4a. Conseils – mettre en œuvre le processus de DP

Quels sont vos besoins dans ce contexte en tant qu’exploitants de petites entreprises?

  • Certitude :
    • Délai pour la planification.
    • Exigences raisonnables.
    • Flexibilité pour s’adapter et apporter des changements.
    • Durée du contrat raisonnable (de 5 à 10 ans).
    • Garantie contractuelle.
  • Fathom Five sur l’eau. Les exploitants surveillent les eaux en l’absence du personnel de Parcs.
  • Numéro de téléphone simple pour signaler la présence de personnes qui ne semblent pas être à leur place.
  • Les exploitants et les employeurs existants ont besoin d’être assurés que leurs investissements aboutiront à quelque chose.
  • Une durée de 5 à 10 ans est préférable.
  • Croissance durable.
  • Installations pour embarcations non motorisées (p. ex. rampes de mis à l’eau pour kayaks semblables au quai de plongée). 
  • Anse Driftwood.
  • Nombreux points d’amarrage bien entretenus.
  • Points d’accès pour les activités et la flexibilité.
  • Début de saison précoce/calendriers.
  • Options pour les lieux en raison des vents changeants.
Conseils – mettre en œuvre le processus de DP

Comment pouvons-nous tous assurer la mise en œuvre harmonieuse et juste d’un processus concurrentiel de DP pour le parc marin national Fathom Five à Tobermory?

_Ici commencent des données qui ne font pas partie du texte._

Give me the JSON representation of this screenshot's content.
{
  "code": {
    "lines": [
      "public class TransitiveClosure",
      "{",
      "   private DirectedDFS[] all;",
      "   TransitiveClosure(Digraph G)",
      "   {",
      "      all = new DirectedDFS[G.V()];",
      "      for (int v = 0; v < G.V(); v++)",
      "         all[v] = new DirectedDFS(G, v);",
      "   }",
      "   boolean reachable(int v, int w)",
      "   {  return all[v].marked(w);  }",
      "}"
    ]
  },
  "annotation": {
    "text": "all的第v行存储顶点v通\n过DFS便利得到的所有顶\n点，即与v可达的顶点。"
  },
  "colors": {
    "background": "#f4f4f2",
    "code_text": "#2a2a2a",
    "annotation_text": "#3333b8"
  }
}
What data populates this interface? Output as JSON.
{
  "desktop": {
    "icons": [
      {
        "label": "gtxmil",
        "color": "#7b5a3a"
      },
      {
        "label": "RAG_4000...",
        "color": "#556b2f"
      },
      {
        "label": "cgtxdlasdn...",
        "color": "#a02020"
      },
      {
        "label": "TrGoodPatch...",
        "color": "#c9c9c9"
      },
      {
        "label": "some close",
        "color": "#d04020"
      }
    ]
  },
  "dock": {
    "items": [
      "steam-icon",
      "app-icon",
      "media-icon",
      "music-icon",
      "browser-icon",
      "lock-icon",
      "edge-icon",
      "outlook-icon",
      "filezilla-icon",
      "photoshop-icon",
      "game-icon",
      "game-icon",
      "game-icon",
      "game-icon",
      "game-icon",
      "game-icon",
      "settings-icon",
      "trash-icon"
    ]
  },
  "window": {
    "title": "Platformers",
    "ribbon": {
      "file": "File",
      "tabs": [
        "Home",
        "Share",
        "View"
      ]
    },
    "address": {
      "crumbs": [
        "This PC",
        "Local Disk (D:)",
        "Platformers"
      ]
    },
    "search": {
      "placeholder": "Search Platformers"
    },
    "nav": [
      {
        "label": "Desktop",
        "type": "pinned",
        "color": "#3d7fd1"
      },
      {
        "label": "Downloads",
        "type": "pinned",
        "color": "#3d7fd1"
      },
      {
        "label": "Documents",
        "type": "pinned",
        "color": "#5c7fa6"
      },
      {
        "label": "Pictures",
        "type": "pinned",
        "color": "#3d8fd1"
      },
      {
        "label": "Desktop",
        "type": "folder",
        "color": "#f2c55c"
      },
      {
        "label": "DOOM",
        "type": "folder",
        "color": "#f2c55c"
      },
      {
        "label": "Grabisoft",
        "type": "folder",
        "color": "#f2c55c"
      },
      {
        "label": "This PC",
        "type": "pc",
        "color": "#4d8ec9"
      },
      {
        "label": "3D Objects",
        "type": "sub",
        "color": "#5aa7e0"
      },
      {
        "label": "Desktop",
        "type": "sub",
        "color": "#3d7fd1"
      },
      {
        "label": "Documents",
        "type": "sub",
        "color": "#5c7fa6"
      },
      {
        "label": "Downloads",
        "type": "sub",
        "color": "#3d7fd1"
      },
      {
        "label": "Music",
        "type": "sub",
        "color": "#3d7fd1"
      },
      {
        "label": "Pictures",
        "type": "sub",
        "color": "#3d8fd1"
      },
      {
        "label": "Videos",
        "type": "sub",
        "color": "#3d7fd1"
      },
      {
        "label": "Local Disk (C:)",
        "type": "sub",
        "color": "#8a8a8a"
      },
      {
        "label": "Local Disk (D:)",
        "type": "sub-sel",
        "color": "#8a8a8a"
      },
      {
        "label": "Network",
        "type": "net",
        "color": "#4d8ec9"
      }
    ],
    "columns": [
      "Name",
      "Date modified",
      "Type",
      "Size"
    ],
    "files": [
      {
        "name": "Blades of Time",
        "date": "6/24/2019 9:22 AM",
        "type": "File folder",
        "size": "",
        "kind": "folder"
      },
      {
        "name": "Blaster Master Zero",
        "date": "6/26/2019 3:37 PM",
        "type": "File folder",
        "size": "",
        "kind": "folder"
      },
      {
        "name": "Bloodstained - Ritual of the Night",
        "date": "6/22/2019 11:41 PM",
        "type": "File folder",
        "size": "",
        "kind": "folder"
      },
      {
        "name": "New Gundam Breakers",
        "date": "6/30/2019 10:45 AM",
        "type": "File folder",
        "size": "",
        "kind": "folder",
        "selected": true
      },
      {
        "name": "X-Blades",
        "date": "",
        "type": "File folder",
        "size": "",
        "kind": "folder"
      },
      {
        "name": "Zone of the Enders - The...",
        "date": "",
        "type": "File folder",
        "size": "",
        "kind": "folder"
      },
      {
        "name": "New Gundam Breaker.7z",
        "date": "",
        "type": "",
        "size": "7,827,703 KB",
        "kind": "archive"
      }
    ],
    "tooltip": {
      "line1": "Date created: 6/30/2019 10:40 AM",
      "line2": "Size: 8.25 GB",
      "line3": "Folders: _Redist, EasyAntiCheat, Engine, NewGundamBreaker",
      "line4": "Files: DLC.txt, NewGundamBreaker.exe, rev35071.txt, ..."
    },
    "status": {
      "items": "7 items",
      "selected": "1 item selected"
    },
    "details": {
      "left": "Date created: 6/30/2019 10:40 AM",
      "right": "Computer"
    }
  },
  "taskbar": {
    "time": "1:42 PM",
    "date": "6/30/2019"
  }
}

  • Fournir des preuves qui démontrent les antécédents de réussite des demandeurs dans l’industrie.
  • Démontrer ses antécédents en ce qui a trait à la sécurité. 
  • Le niveau des exigences à l’égard de l’infrastructure, du calendrier et des services offerts détermine si le délai est raisonnable ou non.
  • Délai raisonnable pour répondre à une DP.
    • Mai 2020 : annonce du processus
    • Mars 2021 : date limite pour la soumission
    • Janvier 2022 : attribution
    • Mai 2022 : début des activités
  • Avis en temps opportun et transparence des communications.
    • Bilan de fin de saison au cours des deux dernières semaines d’octobre.
  • Décisions de mise en œuvre prises en avance – en décembre pour la prochaine saison.
  • Flexibilité.
  • Ne pas clore le processus de DP au cours de la haute saison, attendre à l’automne.
  • Un an pour soumettre une proposition.
  • Un an après l’attribution pour la mise en œuvre.
  • Reconnaissance des investissements passés et actuels.
  • Rencontres individuelles avec les entreprises – séance privée.
  • Date convenue mutuellement.
  • Transparence en ce qui a trait à l’identité des fournisseurs qui soumissionnent.
  • Les critères cotés varient selon l’entreprise, p. ex. Les kayaks ne sont pas « accessibles ».
  • Bilan en matière de sécurité dans ces types de conditions.
  • Stationnement, toilettes. 
  • Investir dans l’avenir des employés.
  • Accessibilité.
  • Garantir l’accès aux lieux aux exploitants locaux autorisés (p. ex. opérateurs de téléphonie mobile).
  • Le quota actuel sera-t-il respecté?
  • Transmettre les résultats de la DP six mois ou plus avant la mise en œuvre.
  • Fournir un délai raisonnable pour que les exploitants puissent écrire et soumettre leurs DP (p. ex. six mois ou une saison pour que les exploitants puissent faire de l’argent et soumettre leur proposition). Soumissions de décembre à janvier.
  • Consultations continues.
  • Intégrer une souplesse au résultat.
  • Revoir tous les ans.
  • Envoyer un exemple de DP aux exploitants. 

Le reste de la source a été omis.